Blaise Pascal

Blaise Pascal was a French mathematician, physicist, inventor, writer, and Catholic theologian. He was a child prodigy who was educated by his father. Pascal's earliest work was in the natural and applied sciences, where he made important contributions to the study of fluids and clarified the concepts of pressure and vacuum by generalizing the work of Evangelista Torricelli. Pascal also wrote in defense of the scientific method. In mathematics, Pascal helped create two major new areas of research: he wrote a significant treatise on the subject of projective geometry at the age of 16, and later corresponded with Pierre de Fermat on probability theory, strongly influencing the development of modern economics and social science. Following a mystical experience in late 1654, he had his 'second conversion' and abandoned his scientific work for philosophy and theology. His two most famous works date from this period: the 'Lettres provinciales' and the 'Pensées', which was published posthumously. Pascal's invention of the mechanical calculator, the Pascaline, was groundbreaking and laid the foundation for future developments in computing technology.


This list of books are ONLY the books that have been ranked on the lists that are aggregated on this site. This is not a comprehensive list of all books by this author.

  1. 1. Pensées

    "Pensées" is a collection of philosophical and theological thoughts and ideas by a renowned French mathematician and physicist. The book delves into various aspects of human existence, exploring the nature of faith, reason, and the human condition. It also presents arguments for the existence of God, including the famous wager argument. The book is known for its profound insights into the human experience and its exploration of the complexities of belief and doubt.

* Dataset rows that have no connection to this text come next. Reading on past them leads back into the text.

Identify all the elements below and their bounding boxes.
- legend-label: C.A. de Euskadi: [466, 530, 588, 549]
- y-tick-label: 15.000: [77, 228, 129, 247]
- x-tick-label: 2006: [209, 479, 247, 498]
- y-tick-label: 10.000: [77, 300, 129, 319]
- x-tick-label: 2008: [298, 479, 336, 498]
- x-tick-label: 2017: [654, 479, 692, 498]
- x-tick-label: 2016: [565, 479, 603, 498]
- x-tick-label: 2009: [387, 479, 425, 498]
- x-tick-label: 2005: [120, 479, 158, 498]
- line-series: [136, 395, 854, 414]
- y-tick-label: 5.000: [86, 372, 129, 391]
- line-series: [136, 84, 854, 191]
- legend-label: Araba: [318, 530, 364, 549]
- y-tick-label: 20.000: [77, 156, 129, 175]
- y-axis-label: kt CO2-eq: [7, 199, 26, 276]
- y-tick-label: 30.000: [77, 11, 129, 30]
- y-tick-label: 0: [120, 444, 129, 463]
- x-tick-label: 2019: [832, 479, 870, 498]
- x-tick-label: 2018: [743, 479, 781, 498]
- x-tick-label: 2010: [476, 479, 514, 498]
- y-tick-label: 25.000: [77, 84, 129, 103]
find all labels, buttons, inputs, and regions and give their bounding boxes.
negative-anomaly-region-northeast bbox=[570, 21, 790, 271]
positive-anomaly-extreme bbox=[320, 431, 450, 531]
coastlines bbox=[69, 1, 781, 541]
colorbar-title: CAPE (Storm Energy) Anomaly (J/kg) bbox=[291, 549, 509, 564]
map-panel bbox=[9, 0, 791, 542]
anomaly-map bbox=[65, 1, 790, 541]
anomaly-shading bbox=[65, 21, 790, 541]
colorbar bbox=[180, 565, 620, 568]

  2. 2. The Provincial Letters

    "The Provincial Letters" is a series of 18 letters written by a philosopher and mathematician, where he defends his friend Antoine Arnauld, an opponent of the Jesuits, who was on trial before the faculty of theology in Paris for his controversial religious works. The letters mockingly criticize the morals and ethics of Jesuits, and the casuistry they used to justify moral laxity, while also debating various philosophical and theological issues. The letters are considered a masterpiece of French prose and had a significant influence on the French language.